Math Playground
Data

Cumulative frequency

Running total — and the curve it builds.

Not 'how many scored 60-69?' but 'how many scored *under 70*?' Add the frequencies up as you go and you can read off medians, quartiles, and percentiles straight from the curve.

Cumulative frequency is a running total: for each class, it's the count of all data values up to and including that class. Plotted, it forms an S-shaped 'ogive'.

Where you'll meet this

Finding medians and percentiles from grouped data, 'how many below X?' questions, comparing distributions — the cumulative curve answers them directly.

statisticspercentiles
Edit the data — the chart follows
3≤1010≤2022≤3031≤4036≤5038≤60

Reading a cumulative frequency curve (ogive)

  • It only ever rises (or stays flat) — you can't 'un-count'.
  • Final value = total number of data points.
  • Median ≈ value at half the total height.
  • Q1 / Q3 ≈ values at 25% / 75% of the total height.
  • Any percentile = value at that % of the height.
Your turn

60 students. On the cumulative curve, at what cumulative frequency do you read off the median?

Try it

How do you get the 90th percentile from an ogive?

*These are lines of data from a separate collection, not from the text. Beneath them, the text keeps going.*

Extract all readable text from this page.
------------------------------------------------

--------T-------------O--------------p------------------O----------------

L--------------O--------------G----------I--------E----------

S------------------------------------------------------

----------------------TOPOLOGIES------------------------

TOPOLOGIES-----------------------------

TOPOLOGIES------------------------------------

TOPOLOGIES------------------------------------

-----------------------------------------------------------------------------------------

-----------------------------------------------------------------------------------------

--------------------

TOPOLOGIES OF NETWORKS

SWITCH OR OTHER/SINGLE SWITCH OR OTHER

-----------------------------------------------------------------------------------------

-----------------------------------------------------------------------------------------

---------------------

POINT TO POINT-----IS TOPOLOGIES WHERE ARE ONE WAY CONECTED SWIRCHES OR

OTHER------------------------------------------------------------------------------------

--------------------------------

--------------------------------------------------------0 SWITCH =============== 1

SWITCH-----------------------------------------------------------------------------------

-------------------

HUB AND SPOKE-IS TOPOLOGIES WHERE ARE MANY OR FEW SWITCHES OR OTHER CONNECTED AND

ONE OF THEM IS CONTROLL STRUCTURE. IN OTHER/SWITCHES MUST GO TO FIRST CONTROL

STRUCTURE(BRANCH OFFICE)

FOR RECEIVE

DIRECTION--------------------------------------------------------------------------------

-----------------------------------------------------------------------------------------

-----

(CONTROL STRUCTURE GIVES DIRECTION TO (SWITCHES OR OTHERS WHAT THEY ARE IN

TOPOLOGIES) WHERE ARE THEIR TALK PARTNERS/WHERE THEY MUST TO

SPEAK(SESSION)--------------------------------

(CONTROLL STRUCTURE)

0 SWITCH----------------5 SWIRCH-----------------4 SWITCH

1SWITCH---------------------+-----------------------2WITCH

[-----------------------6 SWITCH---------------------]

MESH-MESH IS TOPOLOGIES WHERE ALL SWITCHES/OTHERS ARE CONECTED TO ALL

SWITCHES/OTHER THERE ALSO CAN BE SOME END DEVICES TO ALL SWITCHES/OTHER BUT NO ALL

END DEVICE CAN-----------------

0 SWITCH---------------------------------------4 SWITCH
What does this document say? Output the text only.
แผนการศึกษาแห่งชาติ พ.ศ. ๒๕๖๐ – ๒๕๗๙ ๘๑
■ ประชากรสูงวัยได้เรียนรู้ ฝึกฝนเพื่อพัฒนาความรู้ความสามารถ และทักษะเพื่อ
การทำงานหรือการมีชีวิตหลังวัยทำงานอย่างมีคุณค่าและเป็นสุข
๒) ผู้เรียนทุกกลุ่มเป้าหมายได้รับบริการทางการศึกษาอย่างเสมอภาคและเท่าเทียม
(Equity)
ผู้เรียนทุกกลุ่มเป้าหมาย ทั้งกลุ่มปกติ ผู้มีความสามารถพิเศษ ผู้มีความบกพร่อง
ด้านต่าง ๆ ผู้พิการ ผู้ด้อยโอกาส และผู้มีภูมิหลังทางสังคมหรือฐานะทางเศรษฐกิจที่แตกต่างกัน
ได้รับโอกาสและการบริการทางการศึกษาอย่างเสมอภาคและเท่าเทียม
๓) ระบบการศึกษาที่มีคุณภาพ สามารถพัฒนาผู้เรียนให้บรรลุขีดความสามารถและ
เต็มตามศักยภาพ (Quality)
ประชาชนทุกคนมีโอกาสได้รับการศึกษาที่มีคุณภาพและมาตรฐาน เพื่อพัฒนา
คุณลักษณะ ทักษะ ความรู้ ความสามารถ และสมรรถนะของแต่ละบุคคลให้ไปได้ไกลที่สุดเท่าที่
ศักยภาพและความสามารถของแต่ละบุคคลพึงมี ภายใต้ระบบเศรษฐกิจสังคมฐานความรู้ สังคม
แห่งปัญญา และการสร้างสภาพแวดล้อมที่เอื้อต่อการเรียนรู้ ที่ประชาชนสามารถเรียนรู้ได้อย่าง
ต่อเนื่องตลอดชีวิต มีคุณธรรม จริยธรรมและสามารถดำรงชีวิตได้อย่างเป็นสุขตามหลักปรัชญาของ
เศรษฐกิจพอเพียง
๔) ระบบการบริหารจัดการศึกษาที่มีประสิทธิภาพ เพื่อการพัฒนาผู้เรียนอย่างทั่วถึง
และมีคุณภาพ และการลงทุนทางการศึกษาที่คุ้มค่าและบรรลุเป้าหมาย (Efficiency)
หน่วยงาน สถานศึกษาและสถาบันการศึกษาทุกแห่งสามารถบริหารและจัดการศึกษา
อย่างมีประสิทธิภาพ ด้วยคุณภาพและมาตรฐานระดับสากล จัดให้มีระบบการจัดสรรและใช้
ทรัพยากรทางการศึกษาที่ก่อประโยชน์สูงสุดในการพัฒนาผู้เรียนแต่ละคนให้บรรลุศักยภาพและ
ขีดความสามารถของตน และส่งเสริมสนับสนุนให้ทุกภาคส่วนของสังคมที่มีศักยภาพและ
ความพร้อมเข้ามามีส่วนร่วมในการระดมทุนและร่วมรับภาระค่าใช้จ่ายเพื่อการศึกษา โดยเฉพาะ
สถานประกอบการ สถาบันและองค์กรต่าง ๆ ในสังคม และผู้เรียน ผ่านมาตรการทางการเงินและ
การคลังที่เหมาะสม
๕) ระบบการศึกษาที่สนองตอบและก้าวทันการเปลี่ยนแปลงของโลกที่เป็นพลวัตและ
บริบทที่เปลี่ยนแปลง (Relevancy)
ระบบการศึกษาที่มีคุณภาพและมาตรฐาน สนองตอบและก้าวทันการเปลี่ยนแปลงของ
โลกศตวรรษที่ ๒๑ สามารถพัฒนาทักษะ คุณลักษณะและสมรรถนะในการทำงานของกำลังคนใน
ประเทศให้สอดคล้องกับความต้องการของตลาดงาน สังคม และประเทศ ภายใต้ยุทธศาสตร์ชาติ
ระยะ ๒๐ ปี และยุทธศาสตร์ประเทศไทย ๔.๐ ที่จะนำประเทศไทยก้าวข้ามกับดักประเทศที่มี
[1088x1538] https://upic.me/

Find 90% of the total count on the y-axis, go across to the curve, drop down to the x-axis. That x-value is the 90th percentile — 90% of the data is below it.

Watch out

Cumulative frequency never decreases. If your running total goes down, you've made an arithmetic error — each step *adds* the next class's frequency.

Plot cumulative frequency against the *upper boundary* of each class (the '<20' point goes at x = 20), not the midpoint. That's what makes percentile reading accurate.

Recap
  • Running total of frequencies — always non-decreasing.
  • The ogive (S-curve) lets you read medians, quartiles, percentiles directly.
  • Read off at 25% / 50% / 75% of the total height for Q1 / median / Q3.